Not necessarily. They still could have re-tested without throwing out the original results. A re-test would not necessarily have been a violation of Title VII. Instead, they threw out the results without determining a cause behind the statistical anomaly. In doing so, they all but ensured Title VII would be a factor one both sides of the coin.
Posted by: Jack Klompus | July 01, 2009 at 09:50 PM
Klompus, you made my point. Generally speaking, SCOUTUS decisions should clarify rather ther confuse. By their logic, if New Haven had promoted based on the test results, it would have left the City open to a claim by the minority firefighters who were not promoted. I have mixed feelings about affirmative action, but this decision helps no one other than the plaintiffs in this case.
IMHO, we can scrap affirmative action when all other forms of affirmative action are scrapped. In other words, the George W. Bush affirmative action is dismantled. A guy with his academic track record had no business being admitted to Philips Andover, Yale or Harvard Business School. But we all know that isn't going away, so you've got to try to balance the playing field for the rest of us.
Posted by: TMan | July 02, 2009 at 02:39 PM
I was going to write a long comment, but pretty much everything I was going to say is exactly what Klompus wrote. (and far better than I would've been able to write it.)
Good job, Klompus!
Posted by: April | July 04, 2009 at 10:42 AM
"Generally speaking, SCOTUS decisions should clarify rather ther confuse."

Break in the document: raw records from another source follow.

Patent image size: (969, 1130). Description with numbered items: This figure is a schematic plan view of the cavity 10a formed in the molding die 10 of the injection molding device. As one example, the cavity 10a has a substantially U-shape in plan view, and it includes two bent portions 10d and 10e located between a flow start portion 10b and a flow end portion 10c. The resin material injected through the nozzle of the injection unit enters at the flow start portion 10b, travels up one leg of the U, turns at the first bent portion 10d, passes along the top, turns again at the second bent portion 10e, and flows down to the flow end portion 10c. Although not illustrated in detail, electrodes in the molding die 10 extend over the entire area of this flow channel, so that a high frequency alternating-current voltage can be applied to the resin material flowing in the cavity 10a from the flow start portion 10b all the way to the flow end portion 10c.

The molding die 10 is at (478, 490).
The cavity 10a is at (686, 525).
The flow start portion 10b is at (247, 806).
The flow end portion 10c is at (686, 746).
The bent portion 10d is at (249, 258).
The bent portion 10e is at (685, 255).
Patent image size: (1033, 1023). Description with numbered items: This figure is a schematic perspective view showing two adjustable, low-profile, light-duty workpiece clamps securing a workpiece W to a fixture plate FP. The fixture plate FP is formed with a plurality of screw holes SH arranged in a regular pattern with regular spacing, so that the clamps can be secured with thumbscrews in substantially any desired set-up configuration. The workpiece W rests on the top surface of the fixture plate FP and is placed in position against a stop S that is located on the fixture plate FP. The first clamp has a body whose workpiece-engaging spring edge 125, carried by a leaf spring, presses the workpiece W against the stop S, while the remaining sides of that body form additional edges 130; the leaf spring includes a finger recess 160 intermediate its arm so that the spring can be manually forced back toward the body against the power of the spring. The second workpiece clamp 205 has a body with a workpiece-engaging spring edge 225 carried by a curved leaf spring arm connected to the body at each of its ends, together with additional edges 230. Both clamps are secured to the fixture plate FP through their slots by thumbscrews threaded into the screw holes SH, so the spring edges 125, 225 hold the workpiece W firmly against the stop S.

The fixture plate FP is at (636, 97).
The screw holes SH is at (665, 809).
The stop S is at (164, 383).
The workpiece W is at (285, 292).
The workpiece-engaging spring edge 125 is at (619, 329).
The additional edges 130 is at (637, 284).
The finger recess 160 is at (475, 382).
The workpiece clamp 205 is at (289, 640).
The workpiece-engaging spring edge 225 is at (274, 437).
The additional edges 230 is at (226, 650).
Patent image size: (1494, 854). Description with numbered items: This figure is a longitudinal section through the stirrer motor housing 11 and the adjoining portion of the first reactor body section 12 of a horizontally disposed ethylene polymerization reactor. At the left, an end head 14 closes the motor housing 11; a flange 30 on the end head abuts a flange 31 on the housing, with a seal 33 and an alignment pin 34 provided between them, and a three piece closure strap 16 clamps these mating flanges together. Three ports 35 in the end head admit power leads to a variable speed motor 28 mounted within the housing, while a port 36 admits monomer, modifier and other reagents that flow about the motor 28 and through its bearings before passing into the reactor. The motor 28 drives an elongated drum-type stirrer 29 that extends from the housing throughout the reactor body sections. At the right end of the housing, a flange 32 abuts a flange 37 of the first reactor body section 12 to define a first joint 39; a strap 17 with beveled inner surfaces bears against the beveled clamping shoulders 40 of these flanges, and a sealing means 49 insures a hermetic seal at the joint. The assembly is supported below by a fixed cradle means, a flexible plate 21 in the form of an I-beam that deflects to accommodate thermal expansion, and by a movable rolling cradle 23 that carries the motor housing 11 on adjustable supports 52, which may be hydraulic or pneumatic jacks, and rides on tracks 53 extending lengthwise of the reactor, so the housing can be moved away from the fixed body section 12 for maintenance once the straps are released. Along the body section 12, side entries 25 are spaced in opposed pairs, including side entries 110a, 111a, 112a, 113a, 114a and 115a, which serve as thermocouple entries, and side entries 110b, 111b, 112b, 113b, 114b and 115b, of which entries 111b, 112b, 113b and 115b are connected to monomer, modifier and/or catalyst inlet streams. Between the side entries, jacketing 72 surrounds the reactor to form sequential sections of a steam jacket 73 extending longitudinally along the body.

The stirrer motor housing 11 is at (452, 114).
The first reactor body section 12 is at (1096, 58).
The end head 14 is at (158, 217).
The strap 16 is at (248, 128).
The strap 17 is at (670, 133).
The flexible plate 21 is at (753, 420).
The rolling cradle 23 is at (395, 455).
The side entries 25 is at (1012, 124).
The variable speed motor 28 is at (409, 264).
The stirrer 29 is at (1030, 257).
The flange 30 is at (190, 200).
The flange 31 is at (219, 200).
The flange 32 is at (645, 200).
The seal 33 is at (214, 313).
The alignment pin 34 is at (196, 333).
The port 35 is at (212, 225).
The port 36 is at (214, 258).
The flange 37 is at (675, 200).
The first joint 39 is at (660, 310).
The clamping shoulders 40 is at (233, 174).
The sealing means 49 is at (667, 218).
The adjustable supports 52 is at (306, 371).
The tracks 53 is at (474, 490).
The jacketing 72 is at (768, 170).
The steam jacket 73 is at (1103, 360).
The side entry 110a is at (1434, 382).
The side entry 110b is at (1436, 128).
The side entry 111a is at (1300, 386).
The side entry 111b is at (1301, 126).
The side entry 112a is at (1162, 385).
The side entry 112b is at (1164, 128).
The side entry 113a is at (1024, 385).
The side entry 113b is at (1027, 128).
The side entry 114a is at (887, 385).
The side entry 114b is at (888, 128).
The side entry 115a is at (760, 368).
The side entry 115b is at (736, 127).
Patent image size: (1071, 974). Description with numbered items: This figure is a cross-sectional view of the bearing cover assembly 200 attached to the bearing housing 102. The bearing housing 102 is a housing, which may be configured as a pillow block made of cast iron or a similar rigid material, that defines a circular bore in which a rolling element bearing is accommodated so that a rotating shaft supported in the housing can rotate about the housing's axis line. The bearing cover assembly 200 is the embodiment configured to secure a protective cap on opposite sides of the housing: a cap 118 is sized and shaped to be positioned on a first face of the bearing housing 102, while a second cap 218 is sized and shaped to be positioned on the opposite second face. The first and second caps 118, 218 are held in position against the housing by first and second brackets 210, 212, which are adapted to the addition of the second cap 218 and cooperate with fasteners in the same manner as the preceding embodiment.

Agreed. But in my opinion, I think the SCOTUS did clarify it. They addressed the components of Title VII that the District and Second Circuits avoided.
"By their logic, if New Haven had promoted based on the test results, it would have left the City open to a claim by the minority firefighters who were not promoted."
That's not reason enough to ignore disparate treatment discrimination.